I swallow—loud—as I listen to Olivia spill her emotions onto me, and with every sentence, she’s panicking even more.

“Right?” She yells at me, her eyes closed.

“Yeah, right. It doesn’t.” Olivia needs someone to take her side. This is why she does the things she does, to make herself seem more powerful. This is different though. She’s in this bathroom sitting on a hard, dirty floor, and she’s not trying to push me down to bring her up. The way her friend is acting is causing her pain. I don’t want to see her—anyone—in pain.

“Are you okay?” Her cheeks have reddened to an alerting shade, and when she opens her eyes, they’re rolling back and forth. 

“I’m a little faint.”

Okay, if she passes out, she’s at least against a wall right now. So that’s safe, right? She could fall to the right and then hit her head. I crawl over and sit next to her.

“Why are you almost on top of me?”

“There’s not a lot of room here. If you pass out, I want to be next to you so you fall on me instead of slamming your head against the stall next to you. That seems like a good idea, doesn’t it?”

“Yeah. Yeah, it does.”

The next thing I know, her head falls onto my shoulder.


Moments after Olivia passes out, paramedics arrive. They take her off to the hospital for observation. Someone needs to call Jesse, and that someone seems to be me.

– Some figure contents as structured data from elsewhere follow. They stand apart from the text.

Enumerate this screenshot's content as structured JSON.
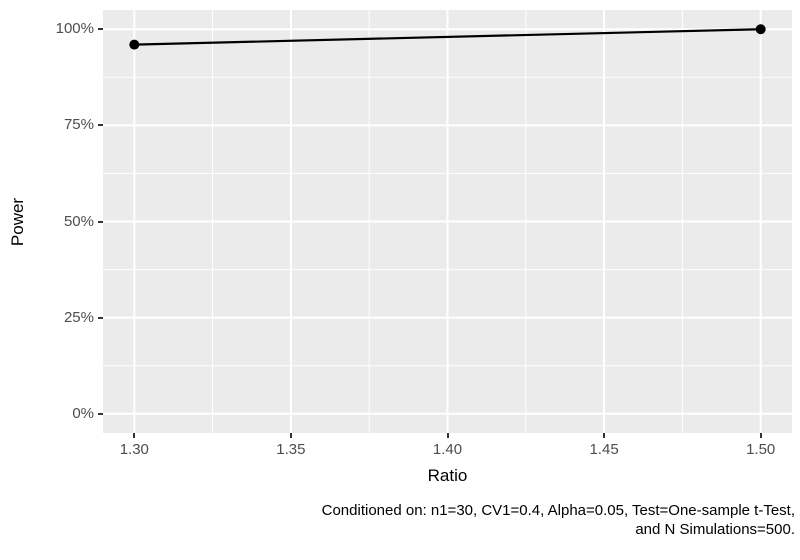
{
  "chart_data": {
    "type": "line",
    "title": "",
    "xlabel": "Ratio",
    "ylabel": "Power",
    "x": [
      1.3,
      1.5
    ],
    "series": [
      {
        "name": "Power",
        "values": [
          96,
          100
        ]
      }
    ],
    "xlim": [
      1.29,
      1.51
    ],
    "ylim": [
      -5,
      105
    ],
    "x_ticks": [
      {
        "value": 1.3,
        "label": "1.30"
      },
      {
        "value": 1.35,
        "label": "1.35"
      },
      {
        "value": 1.4,
        "label": "1.40"
      },
      {
        "value": 1.45,
        "label": "1.45"
      },
      {
        "value": 1.5,
        "label": "1.50"
      }
    ],
    "y_ticks": [
      {
        "value": 0,
        "label": "0%"
      },
      {
        "value": 25,
        "label": "25%"
      },
      {
        "value": 50,
        "label": "50%"
      },
      {
        "value": 75,
        "label": "75%"
      },
      {
        "value": 100,
        "label": "100%"
      }
    ],
    "x_minor": [
      1.325,
      1.375,
      1.425,
      1.475
    ],
    "y_minor": [
      12.5,
      37.5,
      62.5,
      87.5
    ],
    "grid": true,
    "legend": "none",
    "caption": {
      "line1": "Conditioned on: n1=30, CV1=0.4, Alpha=0.05, Test=One-sample t-Test,",
      "line2": "and N Simulations=500."
    },
    "colors": {
      "panel_background": "#ebebeb",
      "grid_major": "#ffffff",
      "grid_minor": "#ffffff",
      "line": "#000000",
      "point": "#000000",
      "tick_label": "#4d4d4d",
      "tick_mark": "#333333",
      "axis_title": "#000000",
      "caption": "#000000"
    }
  }
}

I hold my phone in my hand, unsure if I dial his number, will he even answer? Olivia said that day she was blocking my number so I couldn’t even attempt to call him anymore. Well, I won’t know unless I try. I scan through my contacts until I find his name and press the call button.

I put the phone to my ear slowly.

It’s ringing. With every ring that goes unanswered, I worry. Someone has to get the message to him. If needed, Janna will do it for me. She’s waiting in the car for me as I stand out in the cold making this call. I don’t know why but calling him in front of her is something I can’t do.

“Hello?”

I almost drop the phone on the ground when I hear his voice, scared of how he’ll respond when he realizes it’s me. “Jesse! Don’t hang up! It’s important.”

“Violet.” When he says my name I close my eyes, imagining myself sinking into him, his touch erasing away any pain, any fear, any doubt. “I’m not hanging up. I knew it was you.”

Of course, he did. Olivia didn’t block my number, and my name came up on the screen when I called. He picked up knowing it was me. Even though he didn’t want to talk to me, to hear me out, something within him told him to answer my call. Maybe there’s still a chance. Maybe I haven’t lost him.

He repeats my name, snapping me out of my daydream and back into this reality where I tell him the news about his sister. The person he loves. The person I hate.

“Jesse, Olivia is in the hospital.” My voice cracks as I tell him this, and for a moment I think I may cry.

“She what?”

“Don’t worry. She’ll be okay.” I need to reassure him she’s not in any danger. “She had a panic attack and passed out. I was with her the entire time.”

“You were?”

“Of course,” I whisper as if there should be any doubt I’d do anything for him, even help his sister.

“Thank you for calling.”

“Of course.” Is that the only phrase I can say to him? “You should go see her.”

“Yes, thanks. I’ll do that now.”

I give him the information and disconnect the call. Just like that, he’s gone again.